En juin 2021, il mettra à l'eau le Floki 6.50, un Mini 6.50 proto et premier bateau complètement réalisé en sandwich de bambou. Un matériau qu'il avait déjà partiellement utilisé sur ces premiers modèles de voiliers de plaisance, l'Aloès 18 et le Flow 19, construit en CP époxy et dont les safrans et le roof sont en bambou.

"J'ai testé toutes les autres alternatives à la fibre de verre et la fibre de carbone qui existent actuellement : le lin, le chanvre la fibre de basalte. Le lin et le chanvre sont des fibres naturelles assez intéressantes d'un point de vue écologique, mais ont des caractéristiques mécaniques qui ne permettent pas de faire des bateaux performants, en raison d'un poids important. Ce sont des fibres pertinentes pour les bateaux de plaisance, mais pas adaptées aux bateaux de course. Le basalte, ce n'est finalement pas si écologique puisqu'il s'agit d'un minerai chauffé à haute température. Ce n'est pas du matériau recyclé ni recyclable, pas plus que la fibre de verre" détaille Antoine.

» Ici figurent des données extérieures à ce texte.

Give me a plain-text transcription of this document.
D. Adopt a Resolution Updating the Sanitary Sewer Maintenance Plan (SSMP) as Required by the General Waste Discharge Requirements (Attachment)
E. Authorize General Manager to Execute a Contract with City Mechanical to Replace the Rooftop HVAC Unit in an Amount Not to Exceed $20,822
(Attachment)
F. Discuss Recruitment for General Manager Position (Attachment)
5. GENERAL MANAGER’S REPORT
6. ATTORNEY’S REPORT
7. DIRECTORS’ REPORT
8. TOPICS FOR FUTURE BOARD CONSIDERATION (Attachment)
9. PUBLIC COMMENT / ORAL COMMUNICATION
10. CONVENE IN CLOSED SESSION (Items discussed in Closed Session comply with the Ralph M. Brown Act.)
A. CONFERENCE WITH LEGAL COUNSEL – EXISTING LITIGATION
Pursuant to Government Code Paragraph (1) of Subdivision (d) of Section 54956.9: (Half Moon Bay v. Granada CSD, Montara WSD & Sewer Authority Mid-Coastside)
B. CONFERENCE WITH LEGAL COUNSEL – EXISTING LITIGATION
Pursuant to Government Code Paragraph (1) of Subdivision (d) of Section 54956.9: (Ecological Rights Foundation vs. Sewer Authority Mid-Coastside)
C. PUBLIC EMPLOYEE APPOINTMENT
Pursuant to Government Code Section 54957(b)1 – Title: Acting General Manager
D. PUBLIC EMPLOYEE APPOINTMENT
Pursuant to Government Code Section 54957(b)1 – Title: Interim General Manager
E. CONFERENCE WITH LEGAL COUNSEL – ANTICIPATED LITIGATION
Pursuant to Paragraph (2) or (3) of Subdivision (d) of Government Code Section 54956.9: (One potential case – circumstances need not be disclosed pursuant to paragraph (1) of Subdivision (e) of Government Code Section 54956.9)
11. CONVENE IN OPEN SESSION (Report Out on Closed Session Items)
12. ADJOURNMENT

Si le bambou est un peu plus lourd que la fibre de carbone, "mais acceptable sur un bateau dédié à la performance, c'est une fibre naturelle qui possède des caractéristiques mécaniques suffisamment élevées en regard de sa propre densité et au regard d'un composite fini pour pouvoir être utilisé de manière pertinente sur un Mini 6.50."

Panneaux de bambou pour le Floki 6.50
Panneaux de bambou pour le Floki 6.50

Des résines biosourcées, une âme recyclée

Le bateau actuellement en construction à La Rochelle possèdera donc une coque, un pont et des structures faites à partir de panneaux sandwich de bambou. Les renforts locaux seront eux en carbone.

Pour les résines, Antoine a utilisé les mêmes que sur ces autres voiliers, "une stratification au contact avec de l'époxy biosourcé et une résine d'infusion biosourcée."

La mousse d'âme du sandwich est en PET recyclé et recyclable en fin de vie du bateau. "De la même manière que la résine biosourcée, ça permet de moins puiser dans les ressources."

Si l'idée n'est pas de créer un bateau "vert", l'objectif est néanmoins d'avoir un bateau "moins sale."

"L'objectif est de réduire la consommation de matière première pendant toute la phase de construction, et de générer moins de déchets aussi. Les chutes de tissus non utilisés restent du végétal."

Le Floki 6.50
Le Floki 6.50

Une première participation à la Mini Transat 2023

Le Floki 6.50 est un scow à bouchain vif avec une carène en forme développable et une étrave avec une marotte, comme sur les Fireball ou les Caravelles. Ce premier modèle a su séduire un premier client qui participera à la Mini Transat 2023 à son bord. Antoine cherche également des financements et partenaires pour pouvoir lancer la construction d'un second exemplaire et lui aussi se lancer dans un projet de Mini Transat.

"Le bambou peut être utilisé pour la construction de bateaux plus grands. Plutôt des bateaux pour la plaisance rapide ou la course-croisière. Ça pourrait se faire en Class40, car les bateaux sont fabriqués en sandwich de fibre de verre, mais pas en IMOCA."

Il est également possible d'acheter les plans du Floki 6.50 pour la construction amateur, mais pas en fibre de bambou, qui demande des connaissances et un savoir-faire particulier.